I am going to make the assumption that you are a genuine seeker of truth and not some troll and attempt to explain why you are completely wrong in your belief that the words don’t matter.
Ultimately all CASA strategy, policy and regulation activities must conform to the intention of Parliament when they made the Act.. The ultimate arbiter of this is the High Court Of Australia; it is they who will construe the meaning of the words:
“establish a regulatory framework for maintaining, enhancing and promoting the safety of civil aviation, with particular emphasis on preventing aviation accidents and incidents.”
The High Court makes no judgement on the reasonableness of what these words mean save that they don’t conflict with the Constitution or other law. They will examine the literal meaning of what has been written without making any value judgements on what CASA has done with them.

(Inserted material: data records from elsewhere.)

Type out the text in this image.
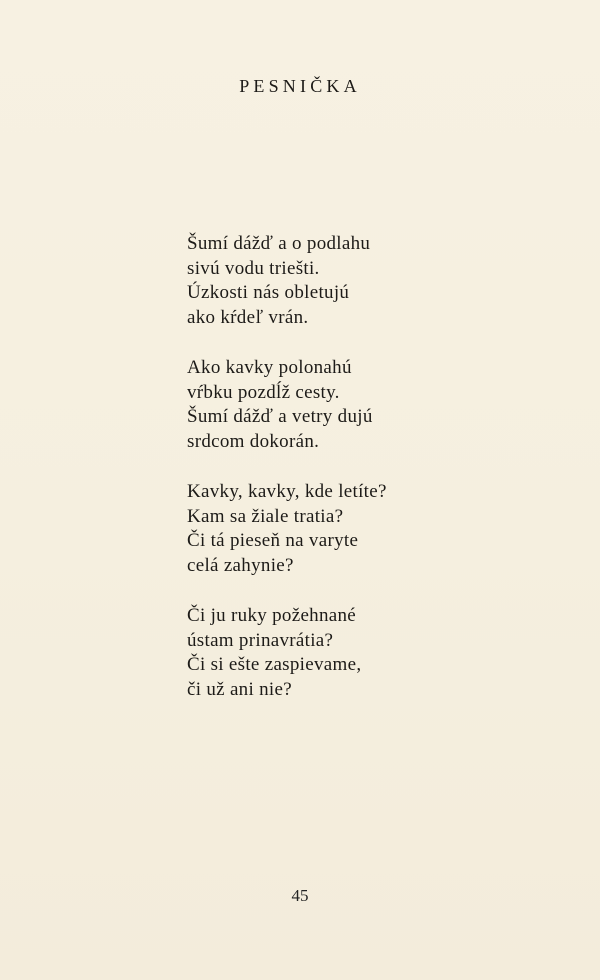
PESNIČKA
Šumí dážď a o podlahu
sivú vodu triešti.
Úzkosti nás obletujú
ako kŕdeľ vrán.
Ako kavky polonahú
vŕbku pozdĺž cesty.
Šumí dážď a vetry dujú
srdcom dokorán.
Kavky, kavky, kde letíte?
Kam sa žiale tratia?
Či tá pieseň na varyte
celá zahynie?
Či ju ruky požehnané
ústam prinavrátia?
Či si ešte zaspievame,
či už ani nie?
45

…And what we find when we construe these words is that they give CASA unfettered power to do what it bloody well likes – which is exactly what it has done, capriciously,, corruptly, expensively, unjustly, inequitably and without a shred of procedural fairness and natural justice being afforded to its victims.
Furthermore your appeal to sweet reason and AVM. Skidmores good offices fails on the existing mountain of evidence of CASA’s serial misbehaviour – no, they can’t be trusted to be reasonable. Precisely because the Act doesn’t require them to be reasonable!
This is how CASA gets away with it:
“establish a regulatory framework for maintaining, enhancing and promoting the safety of civil aviation”
Nowhere does it define what Safety actually is. “Safety” is a nominative word that can mean what you want – it is not defined, thus CASA can and does do anything it likes and when challenged, retreats behind the mantra of “safety” without defining the term.
Furthermore, with absolutely no constraint on what CASA can do to achieve safety, they can do anything they like, including shutting down all aviation completely which is what they do regularly to people they don’t like and who CASA judges don’t have the political influence to complain.
Lest you think I’m joking, that is why the second strange looking phrase is included:
“with particular emphasis on preventing aviation accidents and incidents.”
This specifically refers to CASA the power to achieve it’s safety imperative by preventing accidents and incidents.
Now a reasonable person would assume that such an objective would be the outcome of a safety system, but instead what the Act does is supply CASA with an effing great big axe in the form of a specific power to prevent aviation at all if it thinks that this might prevent an accident ro incident, and of course this relies on “negative evidence” for if there is no aviation how can one prove that the prohibited operation was actually safe?
To put that another way; the Act has redefined safety as the act or preventing accidents and incidents, not the outcome of a properly operating safety system.
This phrase is the source of the strangely convoluted legal language used by CASA to justify so many of its worst atrocities: – those regulations that state: “CASA must not issue / approve / permit / authorise, unless it is satisfied that…..”. In other words CASA can do what it likes to its satisfaction. In a sane and just country these regulations would state that “CASA will issue / approve / permit / authorise on presentation of evidence that ..the person has satisfied the following criteria.”
There is no constraint on CASA’s activity except the High Court and Constitution. There is nothing in the Act that constrains CASA not to kill aviation stone dead and it kills parts of it every year.
What should have been in the Act are a series of constraints as follows:
– Perfect safety is impossible to achieve. By definition its cost is infinite as it can only be achieved by doing precisely nothing. CASA needs to be constrained to achieving worlds best practice benchmarks.
– CASA needs to be constrained to promote a safe and growing aviation industry, ie: remove its ability to achieve its objective by preventing aviation. This then introduces a requirement that CASA engage in evidence based rule making that includes cost benefit analysis.
Others have written more extensively on all this. Words matter, until the Act is changed, the industry will continue to decline.